Many African countries are responding positively to the increasing problem of e-waste dumping and recycling. As the Global E-waste Monitor 2020 reports, 13 African countries have enacted e-waste policies, legislation, or regulations. Their efforts can serve as a model for other countries seeking to enhance their e-waste management systems. One direction in this sense is the clear definition of each actor`s responsibility and the Extended Producer Responsibility (ERP). Countries like Côte d'Ivoire, Cameroon, Ghana, Madagascar, Nigeria, Rwanda, and South Africa have included definitions of e-waste management and EPR in their regulations. They place a greater focus on the person or persons introducing, importing, and manufacturing electronics than on companies. This makes determining who needs to register with the EPR scheme more efficient. Another successful direction is sustainable financing. Good examples are Nigeria and Ghana. In Nigeria, producers contribute not only to the cost of e-waste management, which includes garbage collection, separation, and transportation, treatment and recycling, and final disposal, but also to public awareness, education campaigns, and training programs. In Ghana, an e-waste eco-levy on the import of used and end-of-life electrical and electronic equipment has been introduced. Lastly, collaboration with the private sector has been favored. For Instance, South Africa and Rwanda have established Producer Responsibility Organizations (PRO) to help producers fulfill their obligations under the ERP system. 

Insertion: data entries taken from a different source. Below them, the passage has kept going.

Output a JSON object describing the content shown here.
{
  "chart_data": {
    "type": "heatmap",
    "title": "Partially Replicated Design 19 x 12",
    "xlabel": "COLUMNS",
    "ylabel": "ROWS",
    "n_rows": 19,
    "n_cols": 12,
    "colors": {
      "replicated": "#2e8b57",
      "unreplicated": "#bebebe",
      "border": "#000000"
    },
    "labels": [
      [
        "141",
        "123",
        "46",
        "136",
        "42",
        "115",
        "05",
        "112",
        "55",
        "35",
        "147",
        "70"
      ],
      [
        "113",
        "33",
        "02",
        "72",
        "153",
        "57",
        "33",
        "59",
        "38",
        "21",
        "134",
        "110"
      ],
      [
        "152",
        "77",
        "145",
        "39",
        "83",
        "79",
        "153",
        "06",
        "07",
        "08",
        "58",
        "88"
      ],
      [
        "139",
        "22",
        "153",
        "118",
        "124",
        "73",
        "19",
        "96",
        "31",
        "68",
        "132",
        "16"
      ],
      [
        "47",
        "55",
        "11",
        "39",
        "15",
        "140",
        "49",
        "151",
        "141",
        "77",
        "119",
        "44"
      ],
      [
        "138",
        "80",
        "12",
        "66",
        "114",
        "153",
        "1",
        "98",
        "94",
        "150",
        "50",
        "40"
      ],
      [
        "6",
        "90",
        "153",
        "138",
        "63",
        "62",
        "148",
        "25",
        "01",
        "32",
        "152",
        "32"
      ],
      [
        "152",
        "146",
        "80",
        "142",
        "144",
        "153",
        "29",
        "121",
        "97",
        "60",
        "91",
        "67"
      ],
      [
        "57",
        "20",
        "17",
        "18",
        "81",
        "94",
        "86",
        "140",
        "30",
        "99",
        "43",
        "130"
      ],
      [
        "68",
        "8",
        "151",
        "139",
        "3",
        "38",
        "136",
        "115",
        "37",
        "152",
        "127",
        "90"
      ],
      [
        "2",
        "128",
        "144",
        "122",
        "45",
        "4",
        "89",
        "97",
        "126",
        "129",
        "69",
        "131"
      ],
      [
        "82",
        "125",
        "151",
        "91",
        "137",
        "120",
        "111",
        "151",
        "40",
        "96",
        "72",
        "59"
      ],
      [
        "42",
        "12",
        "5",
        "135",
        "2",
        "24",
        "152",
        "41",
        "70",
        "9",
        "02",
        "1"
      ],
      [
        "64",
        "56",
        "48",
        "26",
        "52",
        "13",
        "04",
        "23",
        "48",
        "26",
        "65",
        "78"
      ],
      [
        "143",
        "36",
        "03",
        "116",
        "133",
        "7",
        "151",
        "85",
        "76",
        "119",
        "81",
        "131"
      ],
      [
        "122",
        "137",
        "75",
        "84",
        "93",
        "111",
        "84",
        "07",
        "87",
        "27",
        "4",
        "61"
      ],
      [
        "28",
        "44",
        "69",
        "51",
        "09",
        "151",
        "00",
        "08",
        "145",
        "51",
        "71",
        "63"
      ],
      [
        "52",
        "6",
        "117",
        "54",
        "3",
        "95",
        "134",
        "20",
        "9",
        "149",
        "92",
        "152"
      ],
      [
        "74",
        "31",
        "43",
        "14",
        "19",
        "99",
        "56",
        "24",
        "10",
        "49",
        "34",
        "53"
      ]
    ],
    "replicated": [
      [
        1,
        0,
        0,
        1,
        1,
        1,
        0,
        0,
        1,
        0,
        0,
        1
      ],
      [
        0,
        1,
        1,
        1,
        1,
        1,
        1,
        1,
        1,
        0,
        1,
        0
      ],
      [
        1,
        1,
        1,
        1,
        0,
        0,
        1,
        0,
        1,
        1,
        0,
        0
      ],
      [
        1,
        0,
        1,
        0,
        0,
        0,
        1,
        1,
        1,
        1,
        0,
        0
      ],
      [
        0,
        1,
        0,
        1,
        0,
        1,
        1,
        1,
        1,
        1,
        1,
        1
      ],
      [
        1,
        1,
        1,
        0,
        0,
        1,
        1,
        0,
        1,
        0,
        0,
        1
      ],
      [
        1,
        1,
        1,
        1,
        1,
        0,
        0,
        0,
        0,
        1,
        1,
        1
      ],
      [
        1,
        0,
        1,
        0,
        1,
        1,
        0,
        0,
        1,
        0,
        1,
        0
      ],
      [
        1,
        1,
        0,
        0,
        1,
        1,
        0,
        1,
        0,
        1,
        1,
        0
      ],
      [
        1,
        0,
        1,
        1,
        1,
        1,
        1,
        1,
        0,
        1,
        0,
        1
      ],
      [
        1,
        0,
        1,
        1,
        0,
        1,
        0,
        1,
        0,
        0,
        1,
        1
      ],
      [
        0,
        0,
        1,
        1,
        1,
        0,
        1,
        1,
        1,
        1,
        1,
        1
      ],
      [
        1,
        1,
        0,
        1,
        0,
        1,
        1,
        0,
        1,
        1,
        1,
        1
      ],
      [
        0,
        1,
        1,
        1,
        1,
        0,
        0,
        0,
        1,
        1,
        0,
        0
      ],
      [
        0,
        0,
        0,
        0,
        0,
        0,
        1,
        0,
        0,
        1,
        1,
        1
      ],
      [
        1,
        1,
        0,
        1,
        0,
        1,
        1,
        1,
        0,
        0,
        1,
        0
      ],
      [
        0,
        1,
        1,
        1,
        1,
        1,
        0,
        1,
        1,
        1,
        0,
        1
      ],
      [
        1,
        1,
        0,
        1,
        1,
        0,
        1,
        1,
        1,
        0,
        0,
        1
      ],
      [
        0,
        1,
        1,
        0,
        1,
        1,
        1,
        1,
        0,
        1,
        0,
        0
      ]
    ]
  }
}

The Agbogbloshie dump is only one of the several dumping sites in Africa. While the western world tries to fill the Basel Convention gaps and exhort African countries to adopt more regulations two major questions remain unanswered. The first concerns those exporters who deliberately circumvent the Basel Convention and continue sending endless flows of toxic e-waste to Africa. The second is deeper and concerns people`s habits in the developed world. Consumers seem to be stuck in a dangerous technological trap that pushes them to discard with incredible easiness electronic equipment to ask for more advanced ones. In the end, and as usual, people's health and the environment are subjected to the law of demand.